I modi per usare le trame con successo sono molteplici. Ad esempio, potete sdraiarvi su di una spiaggia sabbiosa, o sui ciottoli in riva ad un lago, e con il grandangolare riempire il primo piano con il disegno del terreno che sfuma in lontananza: un’immagine che di certo evocherà in chi la guarda una sensazione tattile (foto n.5). Inquadrando del ghiaccio frantumato, delle rocce frastagliate o una montagna di bolle di sapone nel lavello della cucina, potremo sicuramente risvegliare sensazioni visive quasi palpabili… Qual’è il modo migliore per farlo? mi domanderete voi – scattando in luce radente, vi rispondo io – ricercando la massima nitidezza.
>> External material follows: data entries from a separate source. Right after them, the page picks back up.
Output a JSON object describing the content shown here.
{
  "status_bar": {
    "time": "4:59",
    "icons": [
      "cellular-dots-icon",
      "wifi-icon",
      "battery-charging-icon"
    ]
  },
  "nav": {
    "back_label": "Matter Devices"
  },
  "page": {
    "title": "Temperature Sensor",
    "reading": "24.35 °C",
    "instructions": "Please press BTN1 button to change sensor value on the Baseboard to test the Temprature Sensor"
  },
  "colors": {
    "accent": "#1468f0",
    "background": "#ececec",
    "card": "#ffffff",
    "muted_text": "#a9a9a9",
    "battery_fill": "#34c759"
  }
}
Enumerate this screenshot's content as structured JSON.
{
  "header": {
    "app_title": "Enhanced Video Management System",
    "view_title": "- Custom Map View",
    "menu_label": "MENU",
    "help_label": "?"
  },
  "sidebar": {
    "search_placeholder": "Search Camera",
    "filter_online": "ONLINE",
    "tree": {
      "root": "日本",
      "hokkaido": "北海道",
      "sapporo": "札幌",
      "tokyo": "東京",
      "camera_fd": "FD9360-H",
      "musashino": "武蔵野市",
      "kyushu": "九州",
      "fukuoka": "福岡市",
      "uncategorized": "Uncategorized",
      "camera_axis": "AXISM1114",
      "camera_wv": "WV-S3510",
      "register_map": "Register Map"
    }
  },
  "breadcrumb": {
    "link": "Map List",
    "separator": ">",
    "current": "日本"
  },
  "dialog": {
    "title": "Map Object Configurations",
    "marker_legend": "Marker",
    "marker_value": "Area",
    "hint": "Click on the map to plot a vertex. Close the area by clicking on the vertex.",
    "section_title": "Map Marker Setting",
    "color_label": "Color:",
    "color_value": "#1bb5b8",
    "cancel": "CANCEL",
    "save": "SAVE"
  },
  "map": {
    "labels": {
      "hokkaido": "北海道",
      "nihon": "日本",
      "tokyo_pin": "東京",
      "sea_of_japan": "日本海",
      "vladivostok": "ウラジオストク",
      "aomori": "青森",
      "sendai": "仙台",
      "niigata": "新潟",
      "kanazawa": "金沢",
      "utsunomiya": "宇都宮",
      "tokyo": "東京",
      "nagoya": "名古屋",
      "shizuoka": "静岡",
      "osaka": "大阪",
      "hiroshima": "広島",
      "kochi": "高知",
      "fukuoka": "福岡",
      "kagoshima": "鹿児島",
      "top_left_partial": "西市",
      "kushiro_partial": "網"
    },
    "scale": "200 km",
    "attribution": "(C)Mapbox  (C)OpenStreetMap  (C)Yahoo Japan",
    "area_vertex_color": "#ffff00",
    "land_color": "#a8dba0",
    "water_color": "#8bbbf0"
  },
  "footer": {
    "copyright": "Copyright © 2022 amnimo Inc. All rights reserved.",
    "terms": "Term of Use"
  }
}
L’illuminazione laterale (o di taglio, o radente, appunto) è essenziale per accrescere le sfumature tonali in situazioni che, il più delle volte, risultano di fatto “monocromatiche” (!). Infatti, le occasioni più tipiche in cui si vuole accentuare la sensazione di palpabilità di un soggetto sono quelle in cui, per necessità o desiderio, ci avviciniamo alla sua superficie, stringendo molto l’inquadratura. Pertanto, ogni sfumatura della gamma tonale diviene indispensabile se si vuole esaltare efficacemente l’effetto rilievo, così come lo sono la direzione e la qualità della luce presente sulla scena.

foto n.6: inchiniamoci davanti all'aglio... (ph.: Michael Busselle - Canada, 1999)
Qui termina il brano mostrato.